A Medarxiv paper suggests that viral loads relevant to infection from presymptomatic or mildly symptomatic individuals may fall into a narrow range, and that exceptionally high viral loads are not required to induce a superspreading event. In other words, it’s the behaviour, not the person.

A paper in Nature on the sources of variation in particles emitted finds:

  • Even quiet speech yields significantly more particles than normal breathing.
  • The louder you talk, the more particles you emit, regardless of the language spoken (English, Spanish, Mandarin, or Arabic).
  • A small fraction of individuals behaves as “speech superemitters,” consistently releasing an order of magnitude more particles than their peers.

A Journal of Aerosol Science article found that:

  • Breathing through the mouth produced about twice as many particles as breathing through the nose.
  • Whispering produced only slightly more particles than breathing through the mouth.
  • Speaking normally produced a bit more than twice as many particles as whispering.
  • Going “aaaaaah” produced almost ten times more particles than breathing through the mouth.

Eyes

This article in The Lancet says that eyes are an unacknowledged weak spot in the human defenses against COVID-19.

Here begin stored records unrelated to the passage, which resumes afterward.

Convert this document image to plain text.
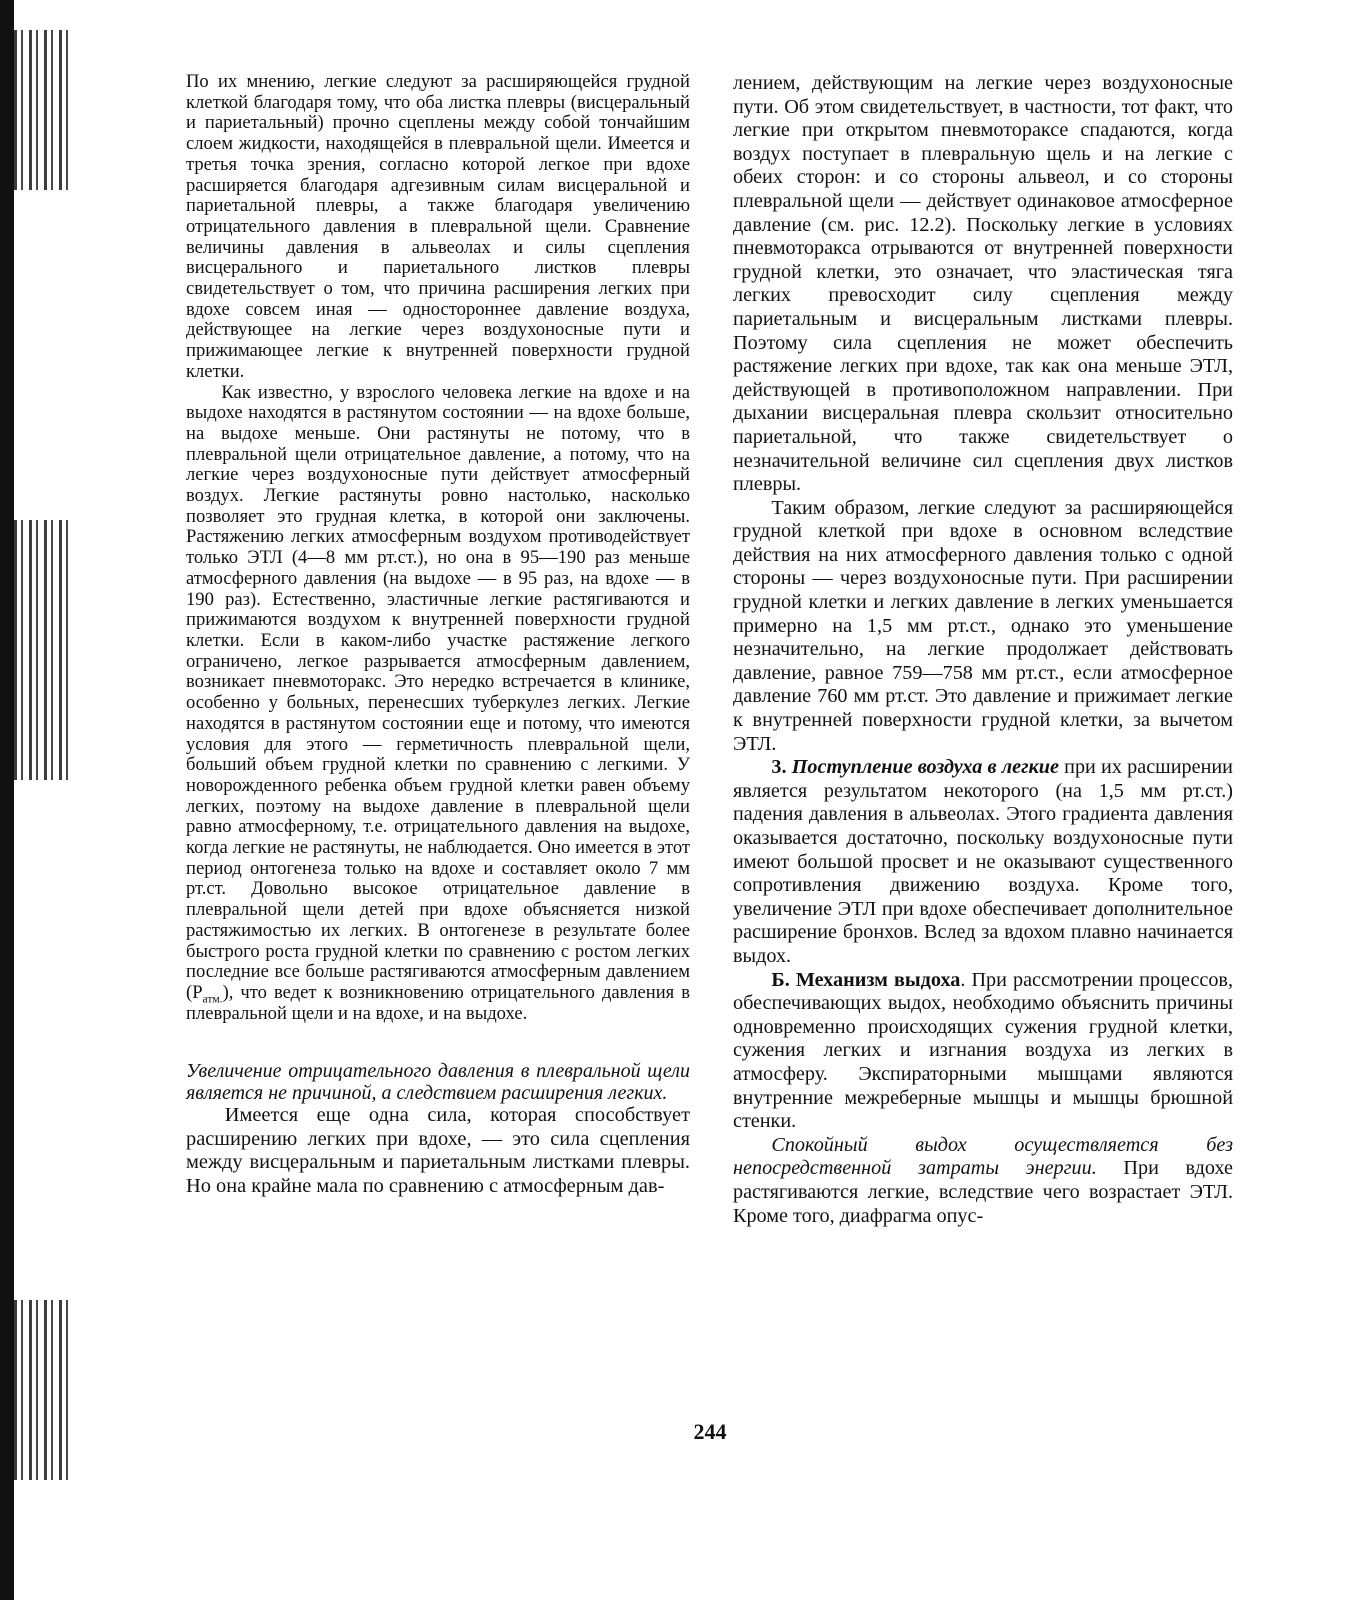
По их мнению, легкие следуют за расширяющейся грудной клеткой благодаря тому, что оба листка плевры (висцеральный и париетальный) прочно сцеплены между собой тончайшим слоем жидкости, находящейся в плевральной щели. Имеется и третья точка зрения, согласно которой легкое при вдохе расширяется благодаря адгезивным силам висцеральной и париетальной плевры, а также благодаря увеличению отрицательного давления в плевральной щели. Сравнение величины давления в альвеолах и силы сцепления висцерального и париетального листков плевры свидетельствует о том, что причина расширения легких при вдохе совсем иная — одностороннее давление воздуха, действующее на легкие через воздухоносные пути и прижимающее легкие к внутренней поверхности грудной клетки.

Как известно, у взрослого человека легкие на вдохе и на выдохе находятся в растянутом состоянии — на вдохе больше, на выдохе меньше. Они растянуты не потому, что в плевральной щели отрицательное давление, а потому, что на легкие через воздухоносные пути действует атмосферный воздух. Легкие растянуты ровно настолько, насколько позволяет это грудная клетка, в которой они заключены. Растяжению легких атмосферным воздухом противодействует только ЭТЛ (4—8 мм рт.ст.), но она в 95—190 раз меньше атмосферного давления (на выдохе — в 95 раз, на вдохе — в 190 раз). Естественно, эластичные легкие растягиваются и прижимаются воздухом к внутренней поверхности грудной клетки. Если в каком-либо участке растяжение легкого ограничено, легкое разрывается атмосферным давлением, возникает пневмоторакс. Это нередко встречается в клинике, особенно у больных, перенесших туберкулез легких. Легкие находятся в растянутом состоянии еще и потому, что имеются условия для этого — герметичность плевральной щели, больший объем грудной клетки по сравнению с легкими. У новорожденного ребенка объем грудной клетки равен объему легких, поэтому на выдохе давление в плевральной щели равно атмосферному, т.е. отрицательного давления на выдохе, когда легкие не растянуты, не наблюдается. Оно имеется в этот период онтогенеза только на вдохе и составляет около 7 мм рт.ст. Довольно высокое отрицательное давление в плевральной щели детей при вдохе объясняется низкой растяжимостью их легких. В онтогенезе в результате более быстрого роста грудной клетки по сравнению с ростом легких последние все больше растягиваются атмосферным давлением $(Р_{атм.})$, что ведет к возникновению отрицательного давления в плевральной щели и на вдохе, и на выдохе.

Увеличение отрицательного давления в плевральной щели является не причиной, а следствием расширения легких.

Имеется еще одна сила, которая способствует расширению легких при вдохе, — это сила сцепления между висцеральным и париетальным листками плевры. Но она крайне мала по сравнению с атмосферным дав-

лением, действующим на легкие через воздухоносные пути. Об этом свидетельствует, в частности, тот факт, что легкие при открытом пневмотораксе спадаются, когда воздух поступает в плевральную щель и на легкие с обеих сторон: и со стороны альвеол, и со стороны плевральной щели — действует одинаковое атмосферное давление (см. рис. 12.2). Поскольку легкие в условиях пневмоторакса отрываются от внутренней поверхности грудной клетки, это означает, что эластическая тяга легких превосходит силу сцепления между париетальным и висцеральным листками плевры. Поэтому сила сцепления не может обеспечить растяжение легких при вдохе, так как она меньше ЭТЛ, действующей в противоположном направлении. При дыхании висцеральная плевра скользит относительно париетальной, что также свидетельствует о незначительной величине сил сцепления двух листков плевры.

Таким образом, легкие следуют за расширяющейся грудной клеткой при вдохе в основном вследствие действия на них атмосферного давления только с одной стороны — через воздухоносные пути. При расширении грудной клетки и легких давление в легких уменьшается примерно на 1,5 мм рт.ст., однако это уменьшение незначительно, на легкие продолжает действовать давление, равное 759—758 мм рт.ст., если атмосферное давление 760 мм рт.ст. Это давление и прижимает легкие к внутренней поверхности грудной клетки, за вычетом ЭТЛ.

3. Поступление воздуха в легкие при их расширении является результатом некоторого (на 1,5 мм рт.ст.) падения давления в альвеолах. Этого градиента давления оказывается достаточно, поскольку воздухоносные пути имеют большой просвет и не оказывают существенного сопротивления движению воздуха. Кроме того, увеличение ЭТЛ при вдохе обеспечивает дополнительное расширение бронхов. Вслед за вдохом плавно начинается выдох.

Б. Механизм выдоха. При рассмотрении процессов, обеспечивающих выдох, необходимо объяснить причины одновременно происходящих сужения грудной клетки, сужения легких и изгнания воздуха из легких в атмосферу. Экспираторными мышцами являются внутренние межреберные мышцы и мышцы брюшной стенки.

Спокойный выдох осуществляется без непосредственной затраты энергии. При вдохе растягиваются легкие, вследствие чего возрастает ЭТЛ. Кроме того, диафрагма опус-

244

  • It cites another study: “A large study showed that 19% of health-care workers became infected, despite wearing three-layered surgical masks, gloves, and shoe covers and using alcohol rub. After the introduction of face shields, no worker was infected”.
  • It points out that the exposed area of the eyeballs is much bigger than the exposed area of the nose or mouth.
  • It explains how COVID-19 could theoretically enter via the eyes.